B0:                                               ; preds = %entry
  %1 = load i64* %a
  store i64 %1, i64* %a.1
  %2 = load i64* %b
  store i64 %2, i64* %b.1
  %3 = load i64* %a.1
  %4 = load i64* %b.1
  %5 = mul i64 %3, %4
  store i64 %5, i64* %"$0.1"
  %6 = load i64* %"$0.1"
  store i64 %6, i64* %0
  ret i32 0
}

!python.module = !{!0}

!0 = metadata !{metadata !"__main__"}

================================================================================
-----------------------------------ANNOTATION-----------------------------------
# File: main.py
# --- LINE 30 --- 

@jit(int_(int_, int_))

# --- LINE 31 --- 

def numba_mul2(a, b):

    # --- LINE 32 --- 
    # label 0
    #   a.1 = a  :: int64
    #   b.1 = b  :: int64
    #   $0.1 = a.1 * b.1  :: int64
    #   return $0.1

    return a * b


================================================================================

Solution

  • Your test is too small to yield meaningful results. If you just do something like:

    def f():
        pass
    %timeit f()
    

    You'll likely get a time that's a significant fraction of your runtimes. On my machine it's a little more than half the time for the mul function.

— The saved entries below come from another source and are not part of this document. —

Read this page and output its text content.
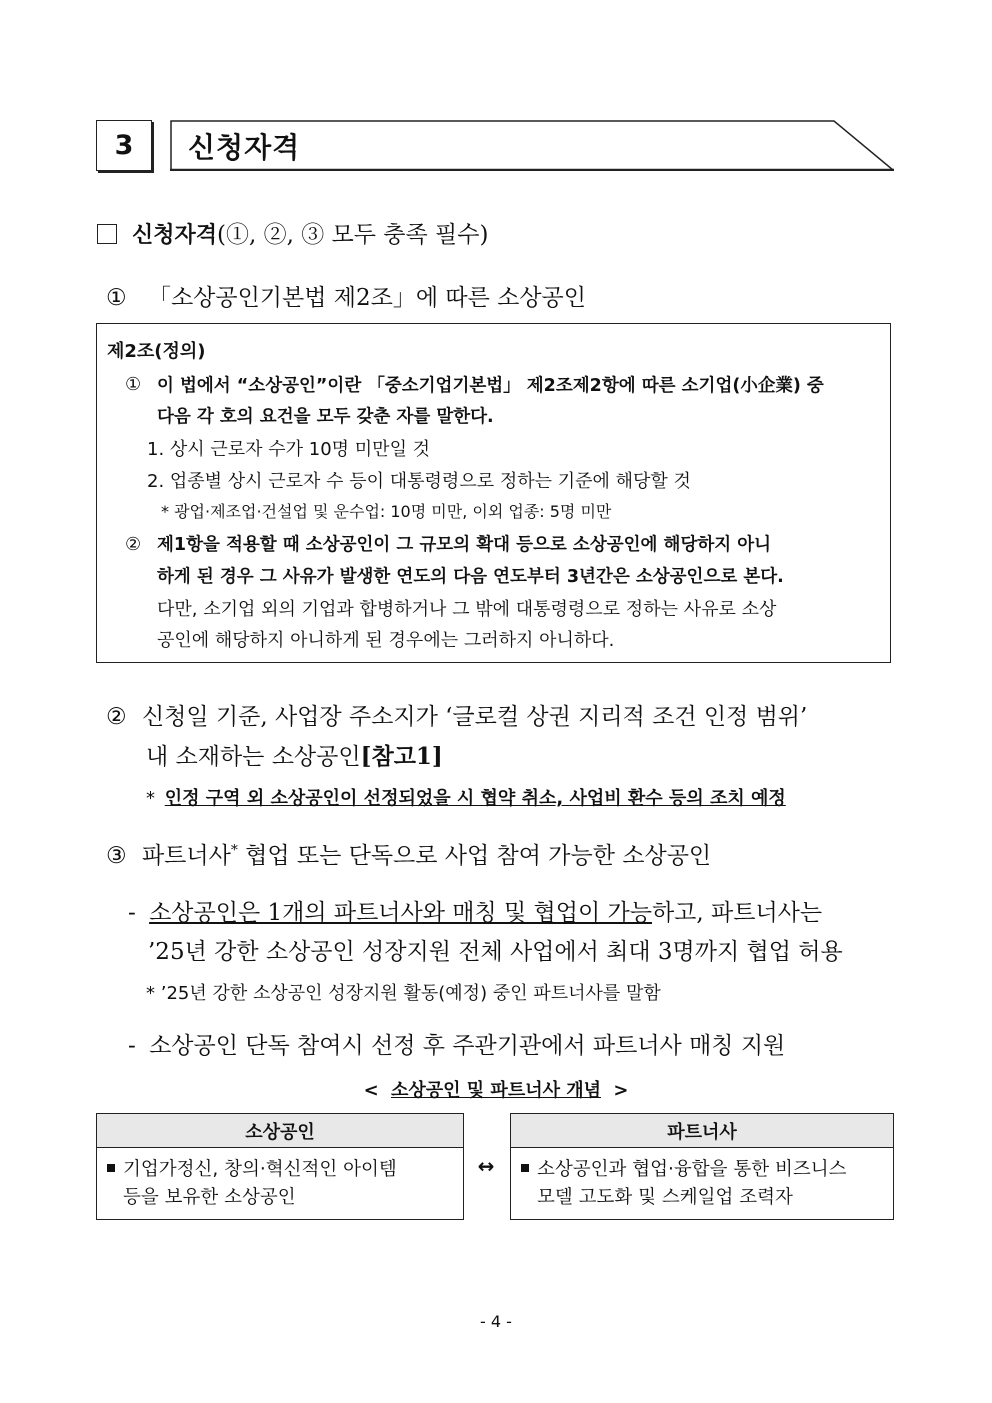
3 신청자격
신청자격(①, ②, ③ 모두 충족 필수)
① 「소상공인기본법 제2조」에 따른 소상공인
제2조(정의)
① 이 법에서 “소상공인”이란 「중소기업기본법」 제2조제2항에 따른 소기업(小企業) 중
다음 각 호의 요건을 모두 갖춘 자를 말한다.
1. 상시 근로자 수가 10명 미만일 것
2. 업종별 상시 근로자 수 등이 대통령령으로 정하는 기준에 해당할 것
* 광업·제조업·건설업 및 운수업: 10명 미만, 이외 업종: 5명 미만
② 제1항을 적용할 때 소상공인이 그 규모의 확대 등으로 소상공인에 해당하지 아니
하게 된 경우 그 사유가 발생한 연도의 다음 연도부터 3년간은 소상공인으로 본다.
다만, 소기업 외의 기업과 합병하거나 그 밖에 대통령령으로 정하는 사유로 소상
공인에 해당하지 아니하게 된 경우에는 그러하지 아니하다.
② 신청일 기준, 사업장 주소지가 ‘글로컬 상권 지리적 조건 인정 범위’
내 소재하는 소상공인[참고1]
* 인정 구역 외 소상공인이 선정되었을 시 협약 취소, 사업비 환수 등의 조치 예정
③ 파트너사* 협업 또는 단독으로 사업 참여 가능한 소상공인
- 소상공인은 1개의 파트너사와 매칭 및 협업이 가능하고, 파트너사는
’25년 강한 소상공인 성장지원 전체 사업에서 최대 3명까지 협업 허용
* ’25년 강한 소상공인 성장지원 활동(예정) 중인 파트너사를 말함
- 소상공인 단독 참여시 선정 후 주관기관에서 파트너사 매칭 지원
< 소상공인 및 파트너사 개념 >
소상공인
기업가정신, 창의·혁신적인 아이템
등을 보유한 소상공인
↔
파트너사
소상공인과 협업·융합을 통한 비즈니스
모델 고도화 및 스케일업 조력자
- 4 -
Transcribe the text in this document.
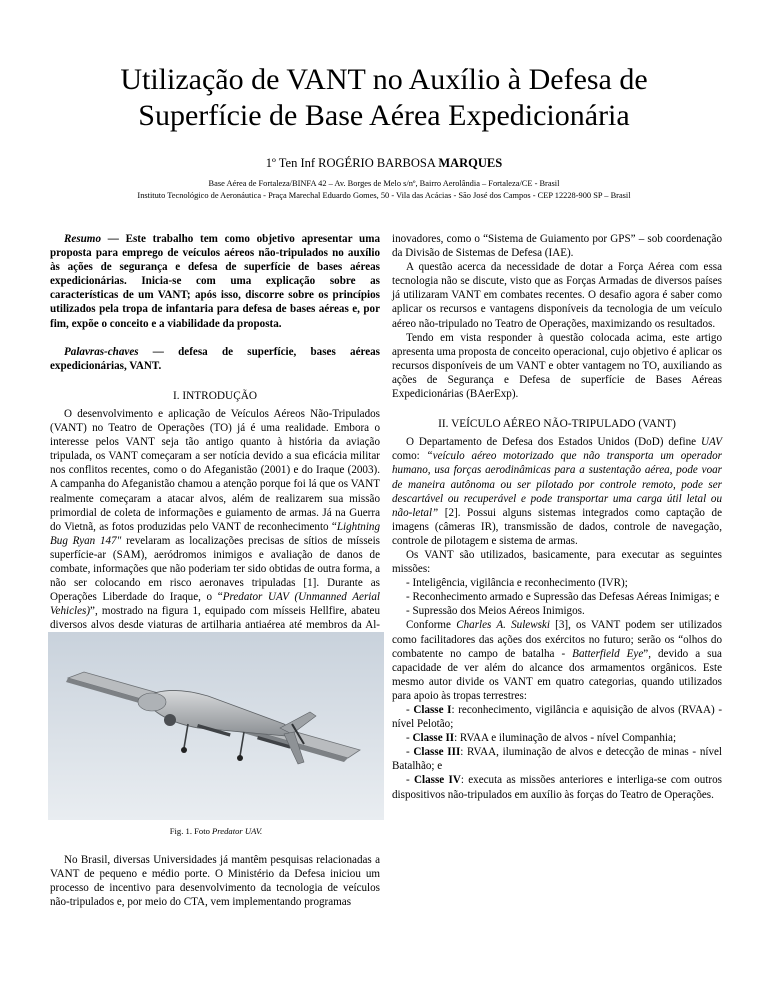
Utilização de VANT no Auxílio à Defesa de
Superfície de Base Aérea Expedicionária
1º Ten Inf ROGÉRIO BARBOSA MARQUES
Base Aérea de Fortaleza/BINFA 42 – Av. Borges de Melo s/nº, Bairro Aerolândia – Fortaleza/CE - Brasil
Instituto Tecnológico de Aeronáutica - Praça Marechal Eduardo Gomes, 50 - Vila das Acácias - São José dos Campos - CEP 12228-900 SP – Brasil

Resumo — Este trabalho tem como objetivo apresentar uma proposta para emprego de veículos aéreos não-tripulados no auxílio às ações de segurança e defesa de superfície de bases aéreas expedicionárias. Inicia-se com uma explicação sobre as características de um VANT; após isso, discorre sobre os princípios utilizados pela tropa de infantaria para defesa de bases aéreas e, por fim, expõe o conceito e a viabilidade da proposta.

Palavras-chaves — defesa de superfície, bases aéreas expedicionárias, VANT.

I. INTRODUÇÃO

O desenvolvimento e aplicação de Veículos Aéreos Não-Tripulados (VANT) no Teatro de Operações (TO) já é uma realidade. Embora o interesse pelos VANT seja tão antigo quanto à história da aviação tripulada, os VANT começaram a ser notícia devido a sua eficácia militar nos conflitos recentes, como o do Afeganistão (2001) e do Iraque (2003). A campanha do Afeganistão chamou a atenção porque foi lá que os VANT realmente começaram a atacar alvos, além de realizarem sua missão primordial de coleta de informações e guiamento de armas. Já na Guerra do Vietnã, as fotos produzidas pelo VANT de reconhecimento “Lightning Bug Ryan 147" revelaram as localizações precisas de sítios de mísseis superfície-ar (SAM), aeródromos inimigos e avaliação de danos de combate, informações que não poderiam ter sido obtidas de outra forma, a não ser colocando em risco aeronaves tripuladas [1]. Durante as Operações Liberdade do Iraque, o “Predator UAV (Unmanned Aerial Vehicles)”, mostrado na figura 1, equipado com mísseis Hellfire, abateu diversos alvos desde viaturas de artilharia antiaérea até membros da Al-

Fig. 1. Foto Predator UAV.

No Brasil, diversas Universidades já mantêm pesquisas relacionadas a VANT de pequeno e médio porte. O Ministério da Defesa iniciou um processo de incentivo para desenvolvimento da tecnologia de veículos não-tripulados e, por meio do CTA, vem implementando programas

inovadores, como o “Sistema de Guiamento por GPS” – sob coordenação da Divisão de Sistemas de Defesa (IAE).

A questão acerca da necessidade de dotar a Força Aérea com essa tecnologia não se discute, visto que as Forças Armadas de diversos países já utilizaram VANT em combates recentes. O desafio agora é saber como aplicar os recursos e vantagens disponíveis da tecnologia de um veículo aéreo não-tripulado no Teatro de Operações, maximizando os resultados.

Tendo em vista responder à questão colocada acima, este artigo apresenta uma proposta de conceito operacional, cujo objetivo é aplicar os recursos disponíveis de um VANT e obter vantagem no TO, auxiliando as ações de Segurança e Defesa de superfície de Bases Aéreas Expedicionárias (BAerExp).

II. VEÍCULO AÉREO NÃO-TRIPULADO (VANT)

O Departamento de Defesa dos Estados Unidos (DoD) define UAV como: “veículo aéreo motorizado que não transporta um operador humano, usa forças aerodinâmicas para a sustentação aérea, pode voar de maneira autônoma ou ser pilotado por controle remoto, pode ser descartável ou recuperável e pode transportar uma carga útil letal ou não-letal” [2]. Possui alguns sistemas integrados como captação de imagens (câmeras IR), transmissão de dados, controle de navegação, controle de pilotagem e sistema de armas.

Os VANT são utilizados, basicamente, para executar as seguintes missões:

- Inteligência, vigilância e reconhecimento (IVR);

- Reconhecimento armado e Supressão das Defesas Aéreas Inimigas; e

- Supressão dos Meios Aéreos Inimigos.

Conforme Charles A. Sulewski [3], os VANT podem ser utilizados como facilitadores das ações dos exércitos no futuro; serão os “olhos do combatente no campo de batalha - Batterfield Eye”, devido a sua capacidade de ver além do alcance dos armamentos orgânicos. Este mesmo autor divide os VANT em quatro categorias, quando utilizados para apoio às tropas terrestres:

- Classe I: reconhecimento, vigilância e aquisição de alvos (RVAA) - nível Pelotão;

- Classe II: RVAA e iluminação de alvos - nível Companhia;

- Classe III: RVAA, iluminação de alvos e detecção de minas - nível Batalhão; e

- Classe IV: executa as missões anteriores e interliga-se com outros dispositivos não-tripulados em auxílio às forças do Teatro de Operações.
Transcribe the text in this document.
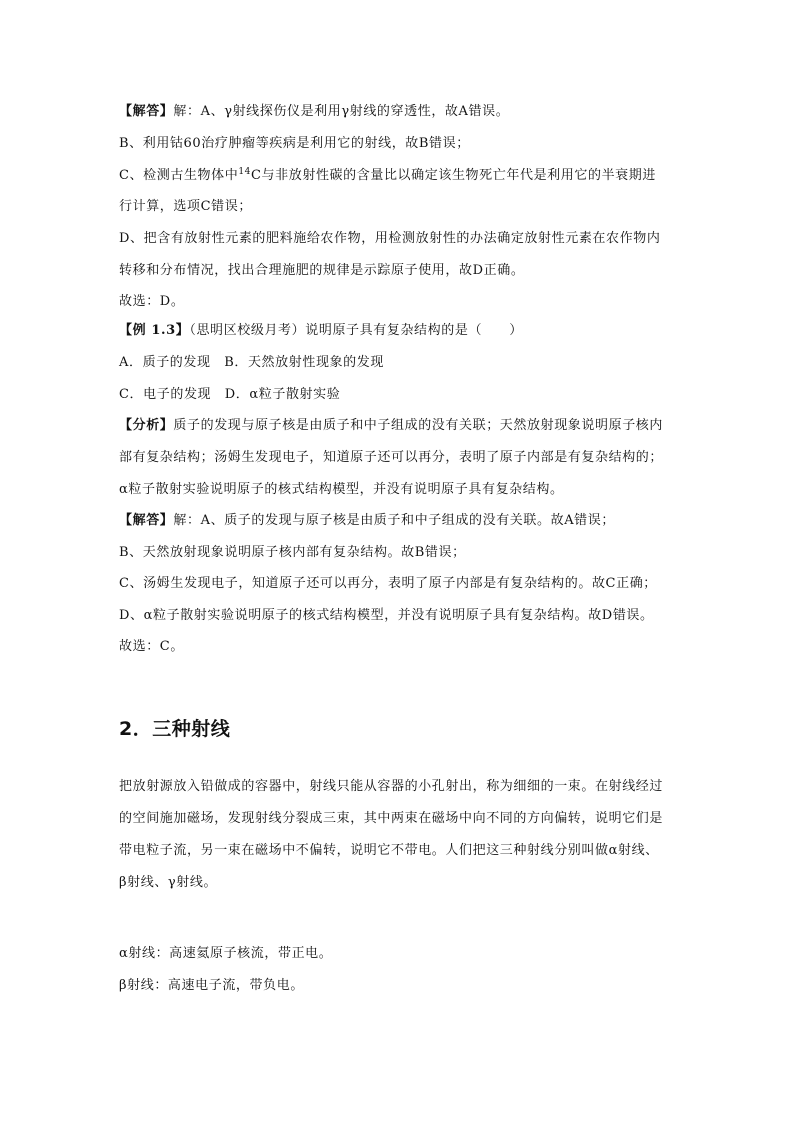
【解答】解：A、γ射线探伤仪是利用γ射线的穿透性，故A错误。
B、利用钴60治疗肿瘤等疾病是利用它的射线，故B错误；
C、检测古生物体中$^{14}$C与非放射性碳的含量比以确定该生物死亡年代是利用它的半衰期进
行计算，选项C错误；
D、把含有放射性元素的肥料施给农作物，用检测放射性的办法确定放射性元素在农作物内
转移和分布情况，找出合理施肥的规律是示踪原子使用，故D正确。
故选：D。
【例 1.3】（思明区校级月考）说明原子具有复杂结构的是（　　）
A．质子的发现　B．天然放射性现象的发现
C．电子的发现　D．α粒子散射实验
【分析】质子的发现与原子核是由质子和中子组成的没有关联；天然放射现象说明原子核内
部有复杂结构；汤姆生发现电子，知道原子还可以再分，表明了原子内部是有复杂结构的；
α粒子散射实验说明原子的核式结构模型，并没有说明原子具有复杂结构。
【解答】解：A、质子的发现与原子核是由质子和中子组成的没有关联。故A错误；
B、天然放射现象说明原子核内部有复杂结构。故B错误；
C、汤姆生发现电子，知道原子还可以再分，表明了原子内部是有复杂结构的。故C正确；
D、α粒子散射实验说明原子的核式结构模型，并没有说明原子具有复杂结构。故D错误。
故选：C。
2．三种射线
把放射源放入铅做成的容器中，射线只能从容器的小孔射出，称为细细的一束。在射线经过
的空间施加磁场，发现射线分裂成三束，其中两束在磁场中向不同的方向偏转，说明它们是
带电粒子流，另一束在磁场中不偏转，说明它不带电。人们把这三种射线分别叫做α射线、
β射线、γ射线。
α射线：高速氦原子核流，带正电。
β射线：高速电子流，带负电。
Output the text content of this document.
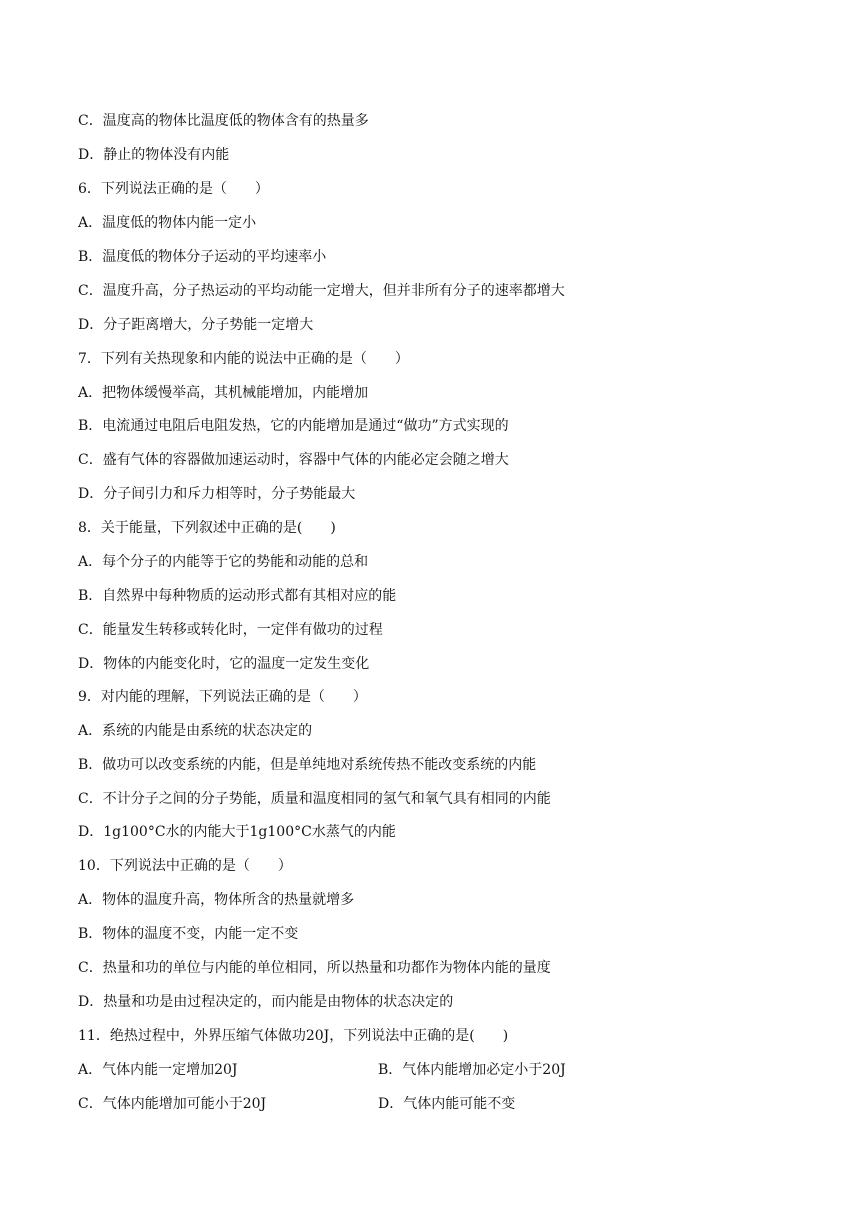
C．温度高的物体比温度低的物体含有的热量多
D．静止的物体没有内能
6．下列说法正确的是（　　）
A．温度低的物体内能一定小
B．温度低的物体分子运动的平均速率小
C．温度升高，分子热运动的平均动能一定增大，但并非所有分子的速率都增大
D．分子距离增大，分子势能一定增大
7．下列有关热现象和内能的说法中正确的是（　　）
A．把物体缓慢举高，其机械能增加，内能增加
B．电流通过电阻后电阻发热，它的内能增加是通过“做功”方式实现的
C．盛有气体的容器做加速运动时，容器中气体的内能必定会随之增大
D．分子间引力和斥力相等时，分子势能最大
8．关于能量，下列叙述中正确的是(　　)
A．每个分子的内能等于它的势能和动能的总和
B．自然界中每种物质的运动形式都有其相对应的能
C．能量发生转移或转化时，一定伴有做功的过程
D．物体的内能变化时，它的温度一定发生变化
9．对内能的理解，下列说法正确的是（　　）
A．系统的内能是由系统的状态决定的
B．做功可以改变系统的内能，但是单纯地对系统传热不能改变系统的内能
C．不计分子之间的分子势能，质量和温度相同的氢气和氧气具有相同的内能
D．1g100°C水的内能大于1g100°C水蒸气的内能
10．下列说法中正确的是（　　）
A．物体的温度升高，物体所含的热量就增多
B．物体的温度不变，内能一定不变
C．热量和功的单位与内能的单位相同，所以热量和功都作为物体内能的量度
D．热量和功是由过程决定的，而内能是由物体的状态决定的
11．绝热过程中，外界压缩气体做功20J，下列说法中正确的是(　　)
A．气体内能一定增加20J	B．气体内能增加必定小于20J
C．气体内能增加可能小于20J	D．气体内能可能不变
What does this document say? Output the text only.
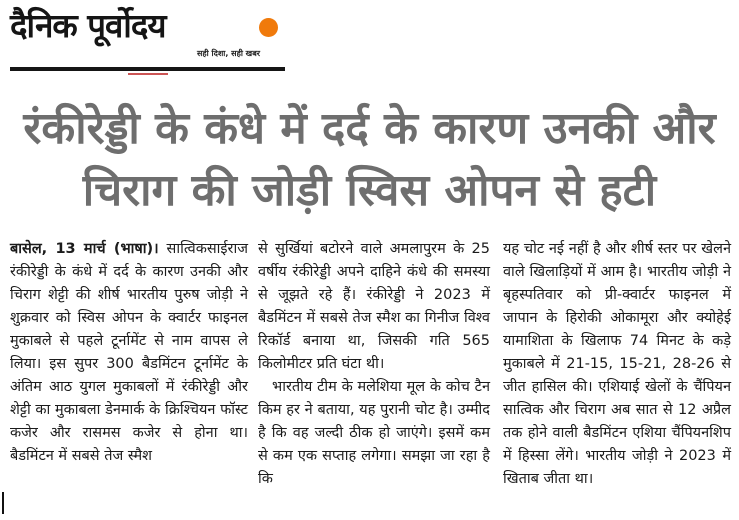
दैनिक पूर्वोदय
सही दिशा, सही खबर
रंकीरेड्डी के कंधे में दर्द के कारण उनकी और
चिराग की जोड़ी स्विस ओपन से हटी

बासेल, 13 मार्च (भाषा)। सात्विकसाईराज रंकीरेड्डी के कंधे में दर्द के कारण उनकी और चिराग शेट्टी की शीर्ष भारतीय पुरुष जोड़ी ने शुक्रवार को स्विस ओपन के क्वार्टर फाइनल मुकाबले से पहले टूर्नामेंट से नाम वापस ले लिया। इस सुपर 300 बैडमिंटन टूर्नामेंट के अंतिम आठ युगल मुकाबलों में रंकीरेड्डी और शेट्टी का मुकाबला डेनमार्क के क्रिश्चियन फॉस्ट कजेर और रासमस कजेर से होना था। बैडमिंटन में सबसे तेज स्मैश

से सुर्खियां बटोरने वाले अमलापुरम के 25 वर्षीय रंकीरेड्डी अपने दाहिने कंधे की समस्या से जूझते रहे हैं। रंकीरेड्डी ने 2023 में बैडमिंटन में सबसे तेज स्मैश का गिनीज विश्व रिकॉर्ड बनाया था, जिसकी गति 565 किलोमीटर प्रति घंटा थी।

भारतीय टीम के मलेशिया मूल के कोच टैन किम हर ने बताया, यह पुरानी चोट है। उम्मीद है कि वह जल्दी ठीक हो जाएंगे। इसमें कम से कम एक सप्ताह लगेगा। समझा जा रहा है कि

यह चोट नई नहीं है और शीर्ष स्तर पर खेलने वाले खिलाड़ियों में आम है। भारतीय जोड़ी ने बृहस्पतिवार को प्री-क्वार्टर फाइनल में जापान के हिरोकी ओकामूरा और क्योहेई यामाशिता के खिलाफ 74 मिनट के कड़े मुकाबले में 21-15, 15-21, 28-26 से जीत हासिल की। एशियाई खेलों के चैंपियन सात्विक और चिराग अब सात से 12 अप्रैल तक होने वाली बैडमिंटन एशिया चैंपियनशिप में हिस्सा लेंगे। भारतीय जोड़ी ने 2023 में खिताब जीता था।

    Additionally, numba has to look up which function to dispatch based on your arguments, then convert your python integer to an int32/int64, then make a new python object wrapping the result to return.

    Try testing after removing the box/unbox overhead:

    from numba import *
    
    def mul(a, b):
        for i in range(1000):
            a * b
    
    @jit
    def numba_mul(a, b):
        for i in range(1000):
            a * b
    
    
    @jit(int_(int_, int_))
    def numba_mul2(a, b):
        for i in range(1000):
            a * b
        return a*b
    

    I get 81.1 µs, 330 ns, and 322 ns respectively on my machine for this test.

    EDIT: I was curious about the overhead of empty function calls in numba, so I added the following tests:

    def empty(a, b):
        pass
    
    @jit
    def numba_empty(a, b):
        pass
    
    @jit
    def numba_empty2(a, b):
        numba_empty(a,b)
    

    I get 155ns, 333ns, and 348ns for this test. It seems the numba->numba call overhead is very small.